Using Personal Computers (Non-Secure Systems) for University Business

 

Q: What is a Non-Secure System?

A: Per the UIC IT Security Program, a Non-Secure System is defined as a personal computer used to access University data or perform University work.

Q: So, does that mean if I use my personal computer to browse the UIC web page, it’s considered a non-secure system?

A: No, browsing public UIC web pages or viewing any other UIC site or data that is available to the general public does not by itself cause your personal device to considered a non-secure system. Non-secure systems are those personal devices used to access non-public university systems.

Q: It’s my personal computing device…why does the University care about what I do with it?

A: When you use the device to access University systems, if your device is not properly configured and maintained, it can put the University data or system you are working with at risk.

Q: Am I allowed to use my personal computing device to access any data I have access to?

A: No. You are not allowed to use personal devices to manipulate or store High Risk data. High Risk data includes, but is not limited to, things like social security numbers, credit card numbers, Protected Health Information (PHI) and large aggregates of FERPA data.
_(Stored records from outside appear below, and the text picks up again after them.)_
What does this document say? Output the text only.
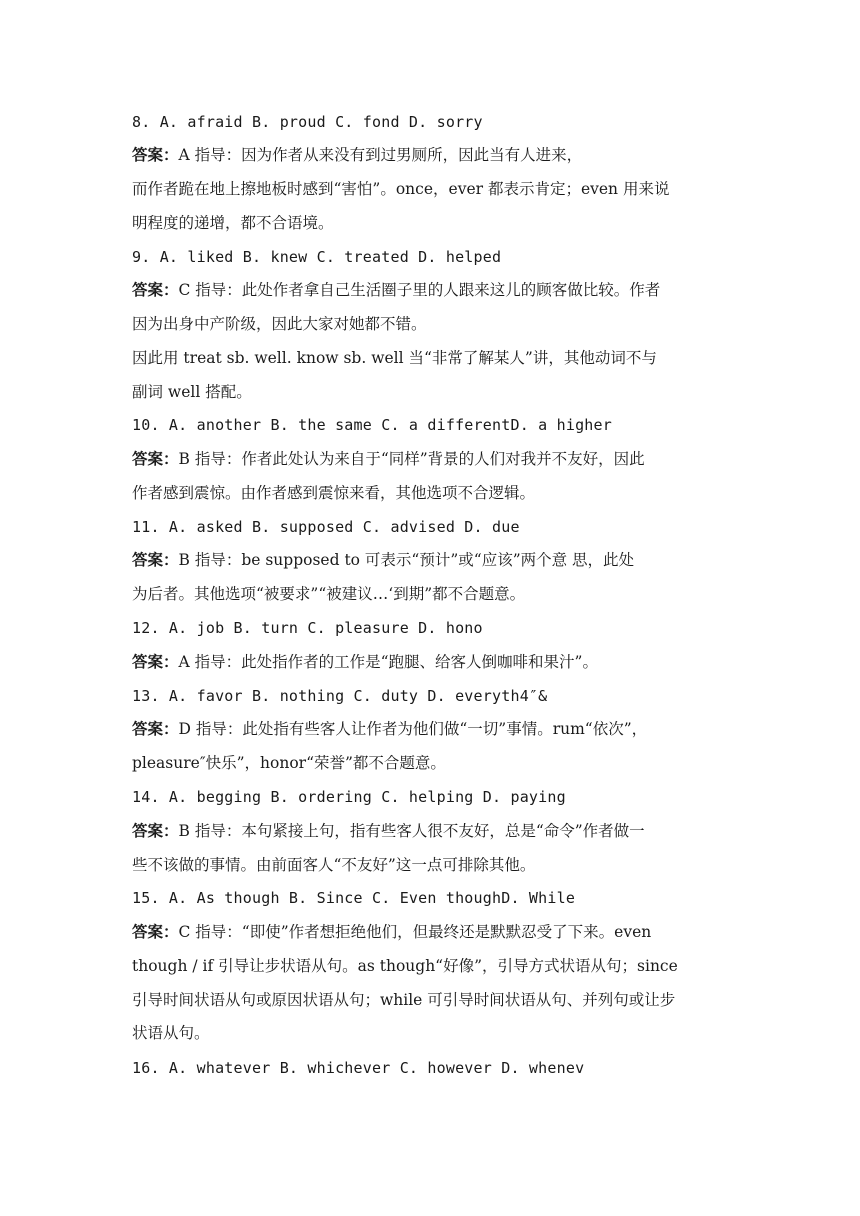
8. A. afraid B. proud C. fond D. sorry
答案：A 指导：因为作者从来没有到过男厕所，因此当有人进来，
而作者跪在地上擦地板时感到“害怕”。once，ever 都表示肯定；even 用来说
明程度的递增，都不合语境。
9. A. liked B. knew C. treated D. helped
答案：C 指导：此处作者拿自己生活圈子里的人跟来这儿的顾客做比较。作者
因为出身中产阶级，因此大家对她都不错。
因此用 treat sb. well. know sb. well 当“非常了解某人”讲，其他动词不与
副词 well 搭配。
10. A. another B. the same C. a differentD. a higher
答案：B 指导：作者此处认为来自于“同样”背景的人们对我并不友好，因此
作者感到震惊。由作者感到震惊来看，其他选项不合逻辑。
11. A. asked B. supposed C. advised D. due
答案：B 指导：be supposed to 可表示“预计”或“应该”两个意 思，此处
为后者。其他选项“被要求”“被建议…‘到期”都不合题意。
12. A. job B. turn C. pleasure D. hono
答案：A 指导：此处指作者的工作是“跑腿、给客人倒咖啡和果汁”。
13. A. favor B. nothing C. duty D. everyth4″&
答案：D 指导：此处指有些客人让作者为他们做“一切”事情。rum“依次”，
pleasure″快乐”，honor“荣誉”都不合题意。
14. A. begging B. ordering C. helping D. paying
答案：B 指导：本句紧接上句，指有些客人很不友好，总是“命令”作者做一
些不该做的事情。由前面客人“不友好”这一点可排除其他。
15. A. As though B. Since C. Even thoughD. While
答案：C 指导：“即使”作者想拒绝他们，但最终还是默默忍受了下来。even
though / if 引导让步状语从句。as though“好像”，引导方式状语从句；since
引导时间状语从句或原因状语从句；while 可引导时间状语从句、并列句或让步
状语从句。
16. A. whatever B. whichever C. however D. whenev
Q: I have a good business reason for manipulating or storing High Risk data while off campus. How can I do this securely?

A: High Risk data may only be manipulated or stored on University owned devices. Some possible ways to accomplish this while off campus are to use an encrypted portable University owned and maintained device or securely access a remote University system housed on campus. Contact your UISO for more information on acceptable solutions.

Q: What are my responsibilities with respect to my personal computing device (non-secure system)?

A: You are responsible for ensuring the security of your device. This includes, but is not limited to:

  • Installing, enabling and maintaining endpoint protection software (antivirus and/or anti-malware).
  • Ensuring that all accounts on the computing device have passwords that meet the requirements defined at password.uic.edu. NOTE that the password used for your UIC netid should never be re-used at other web sites or on your personal device.
  • Enabling automatic updates for the operating system as well as all third party software such as Adobe Reader, web browsers, Microsoft Office, etc.
  • DO NOT share the account on your computer with others.
  • Portable devices should be configured to auto-lock after a period of inactivity to ensure that the device cannot be used by others if left unattended.
  • DO NOT allow your web browser to remember your UIC password.
  • DO NOT store passwords on the device unless encrypted with a password manager such as LastPass.